The Russian authorities are well aware of all of this, however they not only refused to extradite Pogodin (who in 2017 had not yet received Russian citizenship), but are providing him with lucrative employment.  It was learned in April 2020 that Pogodin had been made the deputy director of a ‘Technologies and Restoration’ company and was getting money from the occupation authorities in Crimea and the Moscow government for repairs to streets, stairs, etc. in Crimea.

Volodymyr Bodelan

Bodelan is the former head of the Odesa Emergency Services and played a direct and fatal role in the fire at the Trade Union Building in Odesa on 2 May 2014 that killed 42 people.  Russia has been pushing false claims that the fire was ‘a massacre’ by Ukrainian ‘radicals’ and that Kyiv is protecting the perpetrators.  In fact, it is Russia here too that is protecting a key suspect.  There is every reason to believe that most, if not all, of the deaths would have been averted had Bodelan not issued an order not to provide fire engines without his express command.  The ensuing 40 minute delay led to a chimney-effect fire blocking the only means of escape from the building.

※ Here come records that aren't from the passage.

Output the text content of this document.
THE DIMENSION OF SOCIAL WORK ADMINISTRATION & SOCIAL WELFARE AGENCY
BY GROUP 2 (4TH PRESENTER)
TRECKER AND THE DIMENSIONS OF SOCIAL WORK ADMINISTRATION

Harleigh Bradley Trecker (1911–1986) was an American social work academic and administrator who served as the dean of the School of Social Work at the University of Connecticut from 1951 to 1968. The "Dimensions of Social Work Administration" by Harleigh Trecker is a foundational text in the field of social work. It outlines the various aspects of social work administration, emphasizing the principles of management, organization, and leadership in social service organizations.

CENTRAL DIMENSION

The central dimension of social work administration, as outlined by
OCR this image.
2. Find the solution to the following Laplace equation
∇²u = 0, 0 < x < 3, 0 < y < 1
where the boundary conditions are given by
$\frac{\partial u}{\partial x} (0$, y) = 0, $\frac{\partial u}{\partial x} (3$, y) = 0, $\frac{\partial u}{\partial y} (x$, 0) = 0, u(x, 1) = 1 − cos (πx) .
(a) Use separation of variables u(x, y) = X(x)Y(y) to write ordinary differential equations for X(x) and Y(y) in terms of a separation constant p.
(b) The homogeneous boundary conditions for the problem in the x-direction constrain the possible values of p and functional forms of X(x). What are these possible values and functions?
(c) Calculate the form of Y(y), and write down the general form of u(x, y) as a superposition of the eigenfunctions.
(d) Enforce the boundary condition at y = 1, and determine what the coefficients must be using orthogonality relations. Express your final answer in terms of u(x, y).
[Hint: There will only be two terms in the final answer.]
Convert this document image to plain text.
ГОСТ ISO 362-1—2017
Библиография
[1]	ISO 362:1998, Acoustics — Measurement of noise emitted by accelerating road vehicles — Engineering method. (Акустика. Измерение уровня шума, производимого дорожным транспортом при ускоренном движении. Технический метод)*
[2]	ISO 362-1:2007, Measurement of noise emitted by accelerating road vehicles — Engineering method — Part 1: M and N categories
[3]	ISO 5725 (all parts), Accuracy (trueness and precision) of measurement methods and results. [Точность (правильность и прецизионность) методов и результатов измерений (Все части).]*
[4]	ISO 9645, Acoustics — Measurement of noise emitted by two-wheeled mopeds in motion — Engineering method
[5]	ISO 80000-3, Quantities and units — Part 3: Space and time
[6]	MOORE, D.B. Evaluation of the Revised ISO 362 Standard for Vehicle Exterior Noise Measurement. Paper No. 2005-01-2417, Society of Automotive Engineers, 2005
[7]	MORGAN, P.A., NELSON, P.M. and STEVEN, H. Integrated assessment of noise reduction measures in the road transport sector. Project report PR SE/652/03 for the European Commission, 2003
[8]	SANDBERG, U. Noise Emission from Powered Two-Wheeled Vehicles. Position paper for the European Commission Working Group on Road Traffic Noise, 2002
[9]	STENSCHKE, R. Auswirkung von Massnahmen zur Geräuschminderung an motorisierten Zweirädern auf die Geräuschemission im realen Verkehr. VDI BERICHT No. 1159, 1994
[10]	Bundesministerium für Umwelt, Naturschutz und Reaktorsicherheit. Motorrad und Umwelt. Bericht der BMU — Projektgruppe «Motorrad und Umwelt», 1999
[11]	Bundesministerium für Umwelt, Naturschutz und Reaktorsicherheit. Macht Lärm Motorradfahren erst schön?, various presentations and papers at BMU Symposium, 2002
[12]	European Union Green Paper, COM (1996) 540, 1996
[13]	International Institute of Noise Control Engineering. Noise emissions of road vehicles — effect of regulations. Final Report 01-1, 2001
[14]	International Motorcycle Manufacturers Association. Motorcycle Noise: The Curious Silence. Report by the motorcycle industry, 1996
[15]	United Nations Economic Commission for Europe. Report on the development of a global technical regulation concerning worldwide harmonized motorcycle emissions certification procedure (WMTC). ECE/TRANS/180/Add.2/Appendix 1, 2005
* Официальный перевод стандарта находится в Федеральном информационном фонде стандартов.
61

In October 2020, the Russian newspaper Kommersant reported that Bodelan, who had, in early 2016, fled prosecution in Ukraine, had been given a public official post in Russian-occupied Crimea (as ‘deputy head of the Simferopol district).   It is not necessarily clear why Bodelan behaved as he did on 2 May 2014, but he has certainly actively proven his usefulness for Russia’s state propaganda media by repeating provably false lies about the tragic events that day.

Maidan suspects

Former Berkut officers, involved in trying to crush Ukraine’s Euromaidan protests, have received various material benefits in occupied Crimea and been praised for their supposed ‘courage and heroism’.  Many are now working in Rosgvardia, the Russian ‘National Guard’ created by Russian President Vladimir Putin and widely viewed as a body created to crush mounting civic protest.  It is known that the two Rosgvardia officers who caused the death of 83-year-old Crimean Tatar veteran activist Vedzhie Kashka were formerly Berkut officers.   

Two men, who held high-ranking posts in the Ukrainian enforcement bodies and who are suspected of serious crimes during Euromaidan, have been seen in Moscow, helping Putin’s regime violently disperse peaceful protesters.  

It was reported back in 2017 that 10 of the 23 former Berkut officers suspected of gunning down protesters in the last bloody days of Euromaidan had received Russian citizenship, while a further two men had been given ’refugee’ status.. Once again, there is no likelihood that the men’s past was not known to the Russian authorities who thus made it impossible that they would ever be extradition to face trial.  The number of such fugitives is, in fact, higher since the above report was before suspected Maidan killer Vitaly Honcharenko and three ex-Berkut officers facing charges fled to Russia in April 2017.  Although two former Berkut officers are now on trial accused of mass killings on 20 February 2014, three other suspects were handed over to the Russian-controlled militants in Donbas and may well be Russian citizens by now.

There are many other people whose role under Ukrainian President Viktor Yanukovych, and especially during Euromaidan (the Revolution of Dignity), led them to go into hiding in Russia.  Back in January 2015, former Ukrainian Interior Minister during Maidan, Vitaly Zakharchenko was reported to have received a post in the state corporation Rostex. 

These are just a few of the individuals whose services to Russia may now be provided in the Russian public service.